Warren Weaver believed that the tools that enable the “drive toward smallness”[2] essentially involved three basic activities: separation, identification, and seeing. Mid-twentieth century advances, supported in various ways by the RF, depended upon the development of devices such as the ultracentrifuge, a powerful separator of colloid proteins; the electron microscope, which enables particles to be viewed at the molecular level; and, especially important to physics, the cyclotron. A cyclotron is a particle accelerator that separates matter at the atomic level by spinning it along a spiral path by using static and variable magnetic fields. The RF funded the work of Leó Szilárd, inventor of the cyclotron, and eventually supported the construction and installation of several cyclotrons in the U.S. and Europe. Its biggest single contribution, more than $3 million altogether, helped construct the massive and unprecedented 200-inch cyclotron at the University of California, Berkeley in 1939. While initially developed for biomedical purposes, the Berkeley cyclotron achieved unexpected notoriety when it demonstrated how Uranium 235 could be separated to produce sufficient material for an atomic bomb.

Supreme Questions

The destruction caused by World War II, including the contribution of physics to the development of the atomic bomb, left the RF wary of “pure” research science in the war’s aftermath. The war raised questions of use, values, and moral responsibility that could not be addressed by science itself. Moreover, the war revealed the limitations of scientific objectivity, heightening awareness that science could easily be mobilized in the service of politics. In the postwar era the Foundation moved away from funding experimental physics, in part because it had learned it could not control its applications. “In the supreme question which faces our generation,” wrote RF President Raymond Fosdick, “physics and chemistry and engineering have no answers for us.”[3]

The Foundation responded to the atomic bomb by asking the Division of Social Sciences to convene top atomic scientists to consider the peacetime uses of atomic energy and, its potential benefits and hazards.
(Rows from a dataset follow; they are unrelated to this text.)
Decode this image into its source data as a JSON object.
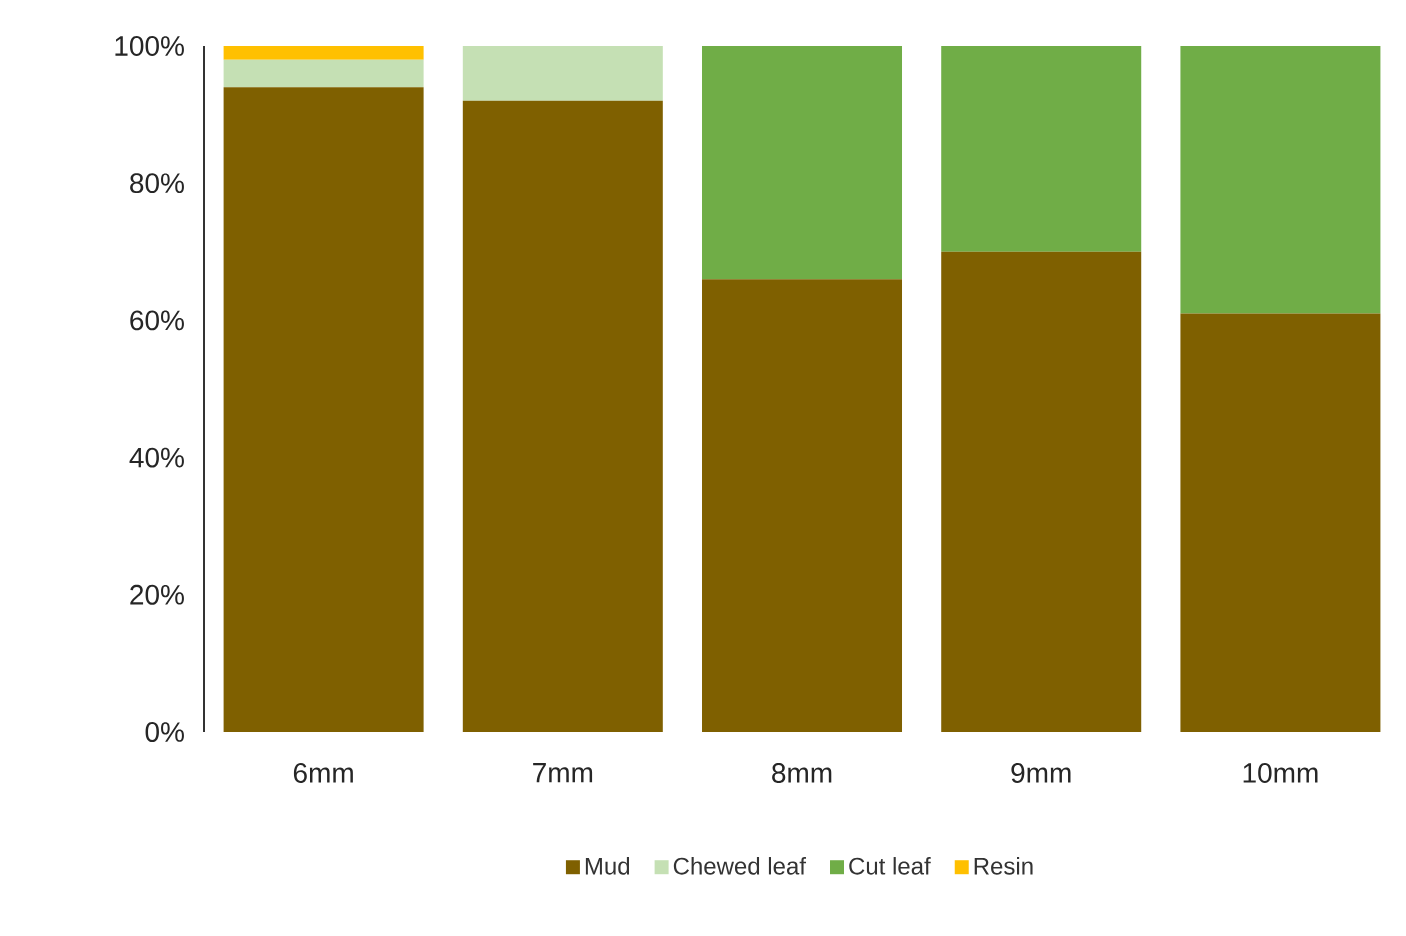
{
  "chart_data": {
    "type": "bar",
    "stacked": true,
    "categories": [
      "6mm",
      "7mm",
      "8mm",
      "9mm",
      "10mm"
    ],
    "series": [
      {
        "name": "Mud",
        "color": "#7f6000",
        "values": [
          94,
          92,
          66,
          70,
          61
        ]
      },
      {
        "name": "Chewed leaf",
        "color": "#c5e0b4",
        "values": [
          4,
          8,
          0,
          0,
          0
        ]
      },
      {
        "name": "Cut leaf",
        "color": "#70ad47",
        "values": [
          0,
          0,
          34,
          30,
          39
        ]
      },
      {
        "name": "Resin",
        "color": "#ffc000",
        "values": [
          2,
          0,
          0,
          0,
          0
        ]
      }
    ],
    "ylim": [
      0,
      100
    ],
    "yticks": [
      {
        "value": 0,
        "label": "0%"
      },
      {
        "value": 20,
        "label": "20%"
      },
      {
        "value": 40,
        "label": "40%"
      },
      {
        "value": 60,
        "label": "60%"
      },
      {
        "value": 80,
        "label": "80%"
      },
      {
        "value": 100,
        "label": "100%"
      }
    ],
    "grid": false,
    "legend": "bottom"
  }
}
It also underwrote a series of public opinion surveys on atomic energy administered by Cornell University. Finally, it sought to apply existing knowledge toward humanitarian goals of public health and hunger, taking on problems of food in developing nations through a comprehensive agriculture initiative. The postwar growth of military, industry, and government involvement in scientific research also enabled the Foundation to withdraw from funding basic research.